Besprochen werden eine Ausstellung mit Werken der Künstlerin Doris Salcedo in der Fondation Beyeler in Basel (Tsp) und die Ausstellung "Brüder und Schwestern" mit Fotografien von Andreas Mühe in der Frankfurter Galerie Anita Beckers (FR).

Efeu - Die Kulturrundschau vom 24.05.2023 - Kunst

In einer Reportage aus dem irakischen Mossul erzählt Lena Bopp in der FAZ, wie internationale Restauratoren die Verwüstungen zu beheben versuchen, die der Islamische Staat 2015 anrichtete. Den vom Louvre entsandten Daniel Ibled stellt uns Bopp als einen Mann vor, der schon als Kind gern geknackte Nüsse wieder zusammensetzte: "'Jede Explosion hat eine innere Logik', sagt Ibled. Wenn es gelinge, sie zu verstehen, könne man die Explosion quasi rückwärts denken und die Puzzleteile leichter finden. Danach sei Perfektionismus gefragt. Wenn man sich am Anfang um nur einen Millimeter vertue, summiere sich der Fehler mit jedem weiteren Schritt, bis man am Ende in eine Schieflage kommt, die es unmöglich mache, weitere Steine hinzuzufügen. 'Da mussten wir die irakischen Kollegen am Anfang manchmal bremsen.'"
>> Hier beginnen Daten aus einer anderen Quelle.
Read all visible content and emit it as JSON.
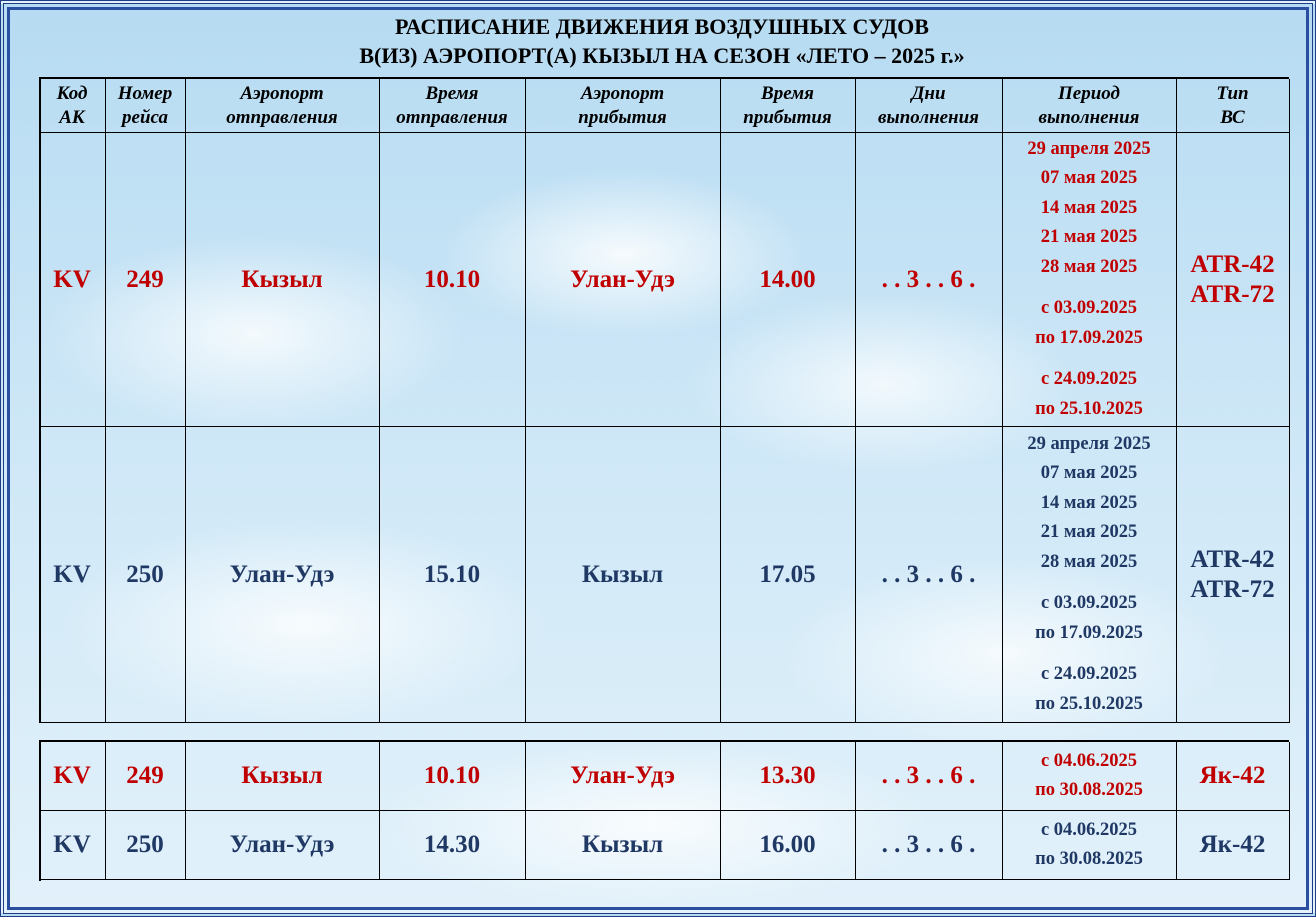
{
  "title": [
    "РАСПИСАНИЕ ДВИЖЕНИЯ ВОЗДУШНЫХ СУДОВ",
    "В(ИЗ) АЭРОПОРТ(А) КЫЗЫЛ НА СЕЗОН «ЛЕТО – 2025 г.»"
  ],
  "table": {
    "headers": [
      [
        "Код",
        "АК"
      ],
      [
        "Номер",
        "рейса"
      ],
      [
        "Аэропорт",
        "отправления"
      ],
      [
        "Время",
        "отправления"
      ],
      [
        "Аэропорт",
        "прибытия"
      ],
      [
        "Время",
        "прибытия"
      ],
      [
        "Дни",
        "выполнения"
      ],
      [
        "Период",
        "выполнения"
      ],
      [
        "Тип",
        "ВС"
      ]
    ],
    "rows": [
      {
        "color": "#c00000",
        "cells": [
          "KV",
          "249",
          "Кызыл",
          "10.10",
          "Улан-Удэ",
          "14.00",
          ". . 3 . . 6 .",
          [
            [
              "29 апреля 2025",
              "07 мая 2025",
              "14 мая 2025",
              "21 мая 2025",
              "28 мая 2025"
            ],
            [
              "с 03.09.2025",
              "по 17.09.2025"
            ],
            [
              "с 24.09.2025",
              "по 25.10.2025"
            ]
          ],
          [
            "ATR-42",
            "ATR-72"
          ]
        ]
      },
      {
        "color": "#1f3864",
        "cells": [
          "KV",
          "250",
          "Улан-Удэ",
          "15.10",
          "Кызыл",
          "17.05",
          ". . 3 . . 6 .",
          [
            [
              "29 апреля 2025",
              "07 мая 2025",
              "14 мая 2025",
              "21 мая 2025",
              "28 мая 2025"
            ],
            [
              "с 03.09.2025",
              "по 17.09.2025"
            ],
            [
              "с 24.09.2025",
              "по 25.10.2025"
            ]
          ],
          [
            "ATR-42",
            "ATR-72"
          ]
        ]
      }
    ]
  },
  "table2": {
    "rows": [
      {
        "color": "#c00000",
        "cells": [
          "KV",
          "249",
          "Кызыл",
          "10.10",
          "Улан-Удэ",
          "13.30",
          ". . 3 . . 6 .",
          [
            [
              "с 04.06.2025",
              "по 30.08.2025"
            ]
          ],
          [
            "Як-42"
          ]
        ]
      },
      {
        "color": "#1f3864",
        "cells": [
          "KV",
          "250",
          "Улан-Удэ",
          "14.30",
          "Кызыл",
          "16.00",
          ". . 3 . . 6 .",
          [
            [
              "с 04.06.2025",
              "по 30.08.2025"
            ]
          ],
          [
            "Як-42"
          ]
        ]
      }
    ]
  }
}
Paul Gauguin: Seid geheimnisvoll! (Soyez mystérieuses), 1890. Bild: Städel

Die "dritte Dimension der Malerei" eröffnet sich FR-Kritikerin Lisa Berins in der Ausstellung "Herausgragend", mit der das Frankfurter Städel dem Relief in der Kunst von Rodin bis Picasso huldigt: "Das Relief war nicht nur ein Experiment, es war auch Rebellion und Ausbruch. Aber es war noch mehr: Es wurde zum künstlerischen Mittel einer Reflexion darüber, was Kunst kann. Lucio Fontana zum Beispiel zerschnitt seit den 1940er Jahren Bilder, öffnete dadurch den dahinterliegenden Raum. Ebenen wurden nicht nur durch das Auftragen von mehr und mehr Material geschaffen - eindrückliches Beispiel dafür ist die monumentale Wandplastik von Lee Bontecou in der oberen Etage -, sondern auch durch das Ausschneiden und Freilegen des 'Dahinter'. Die Wand wurde dadurch auch selbst zum Player." In der FAZ zeichnet Stefan Trinks nach, wie das Relief für die Avantgarde des 19. Jahrhundert wieder interessant wurde: "Gauguin, der mit dem traumschönen 'Seid geheimnisvoll' vertreten ist, sah noch in der Bretagne arbeitend auf der Weltausstellung 1889 die farbstarken Reliefs aus Papua-Neuguinea und ahmte sie nach. Der Historismus entdeckt zudem die Faszination polychromer Reliefs aus diversen Materialien. Den Höhepunkt erreicht das urzeitlich antike Relief in Farbe mit den Parthenonreliefs, deren Wiederentdeckung durch die Künstler im 19. Jahrhundert ein eigener Saal gewidmet ist. Wallfahrten von Bildhauern führten ins British Museum, wo die von der Akropolis geraubten Elgin Marbles für jedermann sichtbar ausgestellt waren."

Weiteres: In der FR wünscht sich Harry Nutt statt eines festgefahrenen Lagerstreits um koloniale Raubkunst mehr Interesse für afrikanische Kultur und Geschichte. Besprochen werden eine Ausstellung der Künstlerin Rosemarie Castoro im Wiener MAK (Standard) und eine Schau über Josephine Baker in der Bonner Bundeskunsthalle (Monopol).